Panting and lightheaded, she paused to catch her breath. As she did, thoughts swarmed her.

Am I to die alone in the woods? Surely Da and the boys will be looking for me, but ’ow will they know to look ’ere? Is my life going to end this way, in fear…and disappointment?

Severin Knight flashed in her mind’s eye. Stupid to think of him at a time like this. In fact, if she hadn’t been so blooming distracted by him last night, then maybe she would have heard her assailant’s approach. Maybe she wouldn’t be in this predicament if she didn’t have her head in the clouds, dreaming of a prince who didn’t even believe in love. Dreaming of a faerie tale ending that would never be hers because she wasn’t a princess but plain ordinary Fancy Sheridan.

A tinker’s daughter who just wanted to live.

Please, God, let me survive this,she bargained desperately.I promise to give up my silly dreams. I promise to be grateful for whate’er you intend for me, to be content with my lot in life.

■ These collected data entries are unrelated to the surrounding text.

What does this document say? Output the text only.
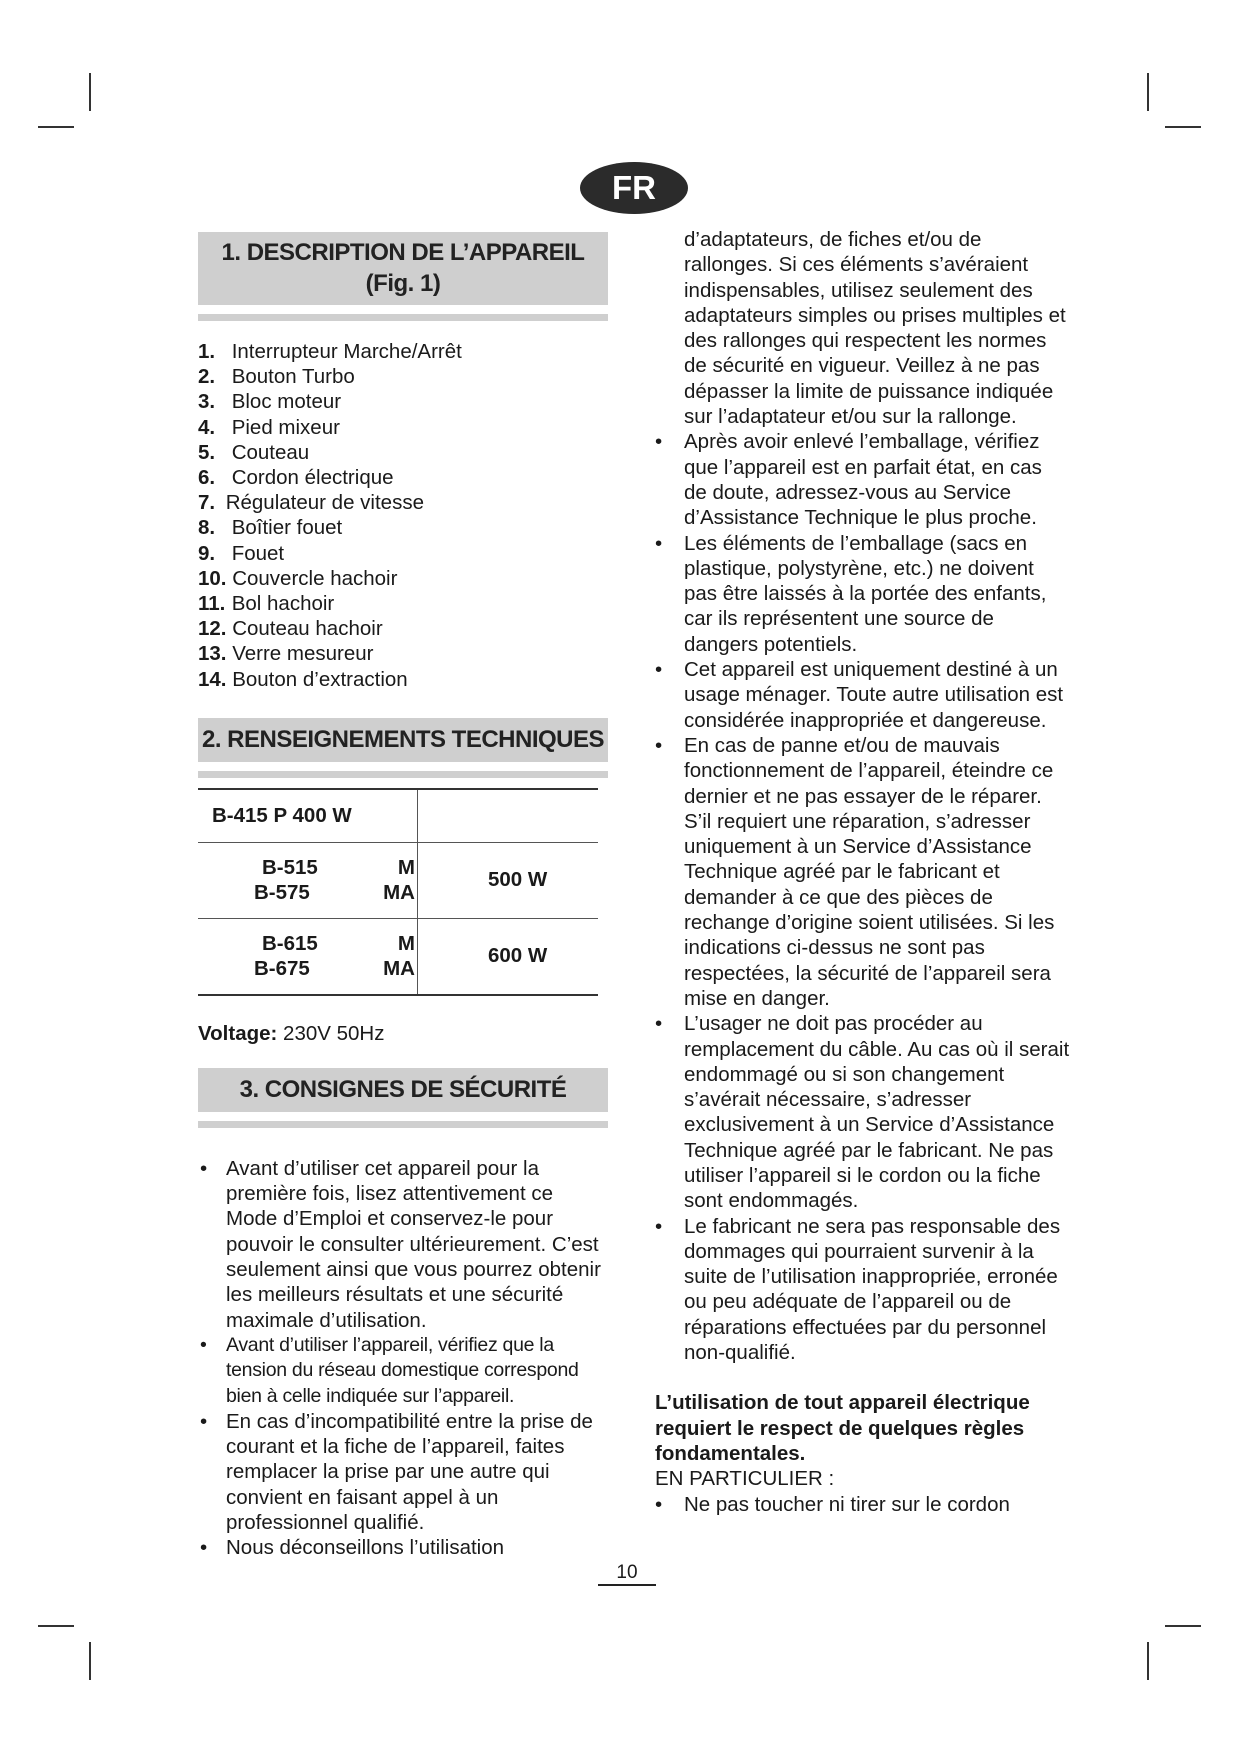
FR
1. DESCRIPTION DE L’APPAREIL
(Fig. 1)
1. Interrupteur Marche/Arrêt
2. Bouton Turbo
3. Bloc moteur
4. Pied mixeur
5. Couteau
6. Cordon électrique
7. Régulateur de vitesse
8. Boîtier fouet
9. Fouet
10. Couvercle hachoir
11. Bol hachoir
12. Couteau hachoir
13. Verre mesureur
14. Bouton d’extraction
2. RENSEIGNEMENTS TECHNIQUES
B-415 P 400 W	

B-515 M
B-575 MA	500 W

B-615 M
B-675 MA	600 W
Voltage: 230V 50Hz
3. CONSIGNES DE SÉCURITÉ
• Avant d’utiliser cet appareil pour la première fois, lisez attentivement ce Mode d’Emploi et conservez-le pour pouvoir le consulter ultérieurement. C’est seulement ainsi que vous pourrez obtenir les meilleurs résultats et une sécurité maximale d’utilisation.
• Avant d’utiliser l’appareil, vérifiez que la tension du réseau domestique correspond bien à celle indiquée sur l’appareil.
• En cas d’incompatibilité entre la prise de courant et la fiche de l’appareil, faites remplacer la prise par une autre qui convient en faisant appel à un professionnel qualifié.
• Nous déconseillons l’utilisation
d’adaptateurs, de fiches et/ou de rallonges. Si ces éléments s’avéraient indispensables, utilisez seulement des adaptateurs simples ou prises multiples et des rallonges qui respectent les normes de sécurité en vigueur. Veillez à ne pas dépasser la limite de puissance indiquée sur l’adaptateur et/ou sur la rallonge.
• Après avoir enlevé l’emballage, vérifiez que l’appareil est en parfait état, en cas de doute, adressez-vous au Service d’Assistance Technique le plus proche.
• Les éléments de l’emballage (sacs en plastique, polystyrène, etc.) ne doivent pas être laissés à la portée des enfants, car ils représentent une source de dangers potentiels.
• Cet appareil est uniquement destiné à un usage ménager. Toute autre utilisation est considérée inappropriée et dangereuse.
• En cas de panne et/ou de mauvais fonctionnement de l’appareil, éteindre ce dernier et ne pas essayer de le réparer. S’il requiert une réparation, s’adresser uniquement à un Service d’Assistance Technique agréé par le fabricant et demander à ce que des pièces de rechange d’origine soient utilisées. Si les indications ci-dessus ne sont pas respectées, la sécurité de l’appareil sera mise en danger.
• L’usager ne doit pas procéder au remplacement du câble. Au cas où il serait endommagé ou si son changement s’avérait nécessaire, s’adresser exclusivement à un Service d’Assistance Technique agréé par le fabricant. Ne pas utiliser l’appareil si le cordon ou la fiche sont endommagés.
• Le fabricant ne sera pas responsable des dommages qui pourraient survenir à la suite de l’utilisation inappropriée, erronée ou peu adéquate de l’appareil ou de réparations effectuées par du personnel non-qualifié.
L’utilisation de tout appareil électrique requiert le respect de quelques règles fondamentales.
EN PARTICULIER :
• Ne pas toucher ni tirer sur le cordon
10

A breeze brushed her cheek. A distant rustling raised the hairs on her skin.

Was the attacker returning? Was it a wild beast? Or someone who could help her?

“’Elp! Someone ’elp!” she shouted desperately into the gag. “I’m over ’ere!”

She yelled until her throat was raw, until her voice faded into hoarse, animal sounds. Still, no one came. Her face wet with tears, she slumped against the tree. The pounding at her temple spread to the rest of her head, blackness flickering at the edges of her vision.

“Miss Sheridan, I’ve got you.”

Her head was tipped back, and she stared up woozily…at Severin Knight? He wasn’t his usual impeccable self. His head was bare, his black hair disheveled, his jaw shadowed with a night beard. His eyes weren’t remote as they scanned her face; they were stormy, emotion flashing like lightning.